Sokak hayvanlarını öldürerek değil, bilimsel ve insani yöntemlerle yaşatarak çözebiliriz. Ulusal kısırlaştırma seferberliği, teşvikli sahiplendirme, rehabilitasyon merkezleri ve eğitim temelli yaklaşımlar ile hem hayvanların hem toplumun geleceğini birlikte koruyabiliriz.
Türkiye’nin dört bir yanında, sahipsiz sokak köpekleriyle ilgili yıllardır süregelen sorun yeniden kamuoyunun gündeminde. Ancak bu kez, çözüm olarak tartışmaya açılan öneri, hepimizin vicdanını derinden sarsıyor: Uyutma.
Devletin sunduğu yeni düzenlemeyle birlikte birçok belediye sokak köpeklerini toplamaya başladı bile. Toplanan hayvanların akıbeti belirsiz. Barınaklar zaten taşıyabilecekleri kapasitenin sınırına dayanmış durumda. Peki bu gerçekten çözüm mü?
Hayır.
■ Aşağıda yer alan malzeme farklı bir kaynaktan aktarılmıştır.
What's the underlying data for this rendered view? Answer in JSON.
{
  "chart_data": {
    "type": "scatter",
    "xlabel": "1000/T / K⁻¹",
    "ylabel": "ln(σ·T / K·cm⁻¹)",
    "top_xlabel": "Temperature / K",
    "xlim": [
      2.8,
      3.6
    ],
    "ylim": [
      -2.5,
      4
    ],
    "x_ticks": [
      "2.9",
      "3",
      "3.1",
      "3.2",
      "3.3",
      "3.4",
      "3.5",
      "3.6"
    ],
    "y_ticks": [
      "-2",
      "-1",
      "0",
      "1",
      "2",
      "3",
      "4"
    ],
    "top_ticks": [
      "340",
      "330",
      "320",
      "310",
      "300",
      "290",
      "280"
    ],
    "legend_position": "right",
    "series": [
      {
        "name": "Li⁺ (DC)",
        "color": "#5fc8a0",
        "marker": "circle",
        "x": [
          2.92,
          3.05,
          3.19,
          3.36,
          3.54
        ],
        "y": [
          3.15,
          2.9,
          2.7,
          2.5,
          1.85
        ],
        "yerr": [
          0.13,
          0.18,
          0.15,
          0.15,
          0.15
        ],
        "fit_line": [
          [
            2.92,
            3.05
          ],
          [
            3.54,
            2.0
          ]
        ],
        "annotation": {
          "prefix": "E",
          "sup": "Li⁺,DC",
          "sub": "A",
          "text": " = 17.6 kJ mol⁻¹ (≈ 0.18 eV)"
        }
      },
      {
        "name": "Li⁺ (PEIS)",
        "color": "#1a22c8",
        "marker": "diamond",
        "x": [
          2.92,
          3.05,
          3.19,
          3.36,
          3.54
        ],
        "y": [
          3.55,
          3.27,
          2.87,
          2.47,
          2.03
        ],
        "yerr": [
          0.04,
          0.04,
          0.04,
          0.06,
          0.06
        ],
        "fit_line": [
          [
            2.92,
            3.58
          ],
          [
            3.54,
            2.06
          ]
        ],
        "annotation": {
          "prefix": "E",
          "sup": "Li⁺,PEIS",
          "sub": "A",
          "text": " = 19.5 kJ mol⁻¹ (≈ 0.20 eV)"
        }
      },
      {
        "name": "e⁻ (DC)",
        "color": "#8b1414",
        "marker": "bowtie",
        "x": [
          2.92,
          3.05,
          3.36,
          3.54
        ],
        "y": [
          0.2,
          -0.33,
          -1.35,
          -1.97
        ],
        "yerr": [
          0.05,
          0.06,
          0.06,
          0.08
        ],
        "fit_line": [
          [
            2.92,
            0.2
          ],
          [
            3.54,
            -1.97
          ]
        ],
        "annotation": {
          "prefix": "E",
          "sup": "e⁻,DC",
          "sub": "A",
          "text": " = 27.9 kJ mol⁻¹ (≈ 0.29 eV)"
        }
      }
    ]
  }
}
Biz veteriner hekimler, bu yöntemin çözüm olmadığını, aksine daha büyük bir sosyal yara açacağını defalarca söyledik. Çünkü bu sadece sokaktaki hayvanları değil, insanın içindeki merhameti de öldürmek anlamına geliyor.
Oysa yaşatmak mümkün.
Yeter ki bilimin, vicdanın ve iş birliğinin gücünü birlikte kullanalım.
Öldürmek değil, çözüm üretmek zorundayız. İşte insani ve sürdürülebilir yollar:
1. Ulusal Kısırlaştırma Seferberliği Şart
Bilimsel verilere göre, sokak hayvanı nüfusu ancak %70 oranında kısırlaştırma ile kontrol altına alınabilir. Bunun için mobil kısırlaştırma üniteleri devreye sokulmalı; veteriner hekimler, belediye ekipleri ve gönüllülerle ülke çapında bir seferberlik başlatılmalıdır. Üstelik sadece sahipsiz hayvanlar değil; av köpekleri ve kırsalda başıboş dolaşan bekçi köpekleri de bu sürece dahil edilmelidir.
2. Teşvikli Sahiplendirme Sistemine Geçilmeli
Mama desteği, vergi indirimi, ücretsiz veterinerlik hizmetleri gibi teşviklerle sahiplendirme özendirilmeli. Her sahiplendirilen can, bir barınağa girmeden kurtarılan can demektir.
3. Barınaklar Yerine Rehabilitasyon Merkezleri
Soğuk kafeslerde yaşam değil, doğaya ve sosyalleşmeye uygun yaşam alanları kurulmalı. Bu merkezler, hayvanlar için bir “son durak” değil, bir “yeniden başlama” noktası olmalı.
4. Hayvan Bakım Ehliyeti Getirilmeli
Sahiplenme sorumluluğu eğitime dayandırılmalı. Temel hayvan bakımı ve davranış bilgisi verilerek bireyler bilinçlendirilmeli. Bu eğitimi tamamlayanlara “Hayvan Refahı Sertifikası” verilmeli. Bilinçli sahip, terk etmeyen sahip demektir.
5. Okullarda Hayvan Refahı Eğitimi
Hayvan sevgisi küçük yaşta başlar. İlkokul müfredatına hayvan hakları ve bakımı konusunda temel bilgiler eklenmeli. Bugünün çocuğu, yarının merhametli bireyi olacaktır.
6. Belediyeler + STK’lar + Gönüllüler El Ele
Bu iş yalnızca belediyelere bırakılacak kadar küçük değil. Gönüllüler, veteriner hekimler ve sivil toplum kuruluşlarıyla birlikte yürütülecek planlı ve şeffaf bir sistem kurulmalı. Katılımcı yönetim modeli hem güveni hem çözüm kapasitesini artıracaktır.
Unutmayalım:
Sokak hayvanlarını öldürerek değil, yaşatarak çözeriz.
Merhamet bir toplumun aynasıdır.
Bugün susarsak, yarın vicdanımız konuşmak istese de geç kalmış olabiliriz.
Ses ver. Vicdanınla konuş. Yaşatmak için bir adım at.
Çünkü bu yalnızca hayvanların değil, bizim de insan kalabilme mücadelemizdir.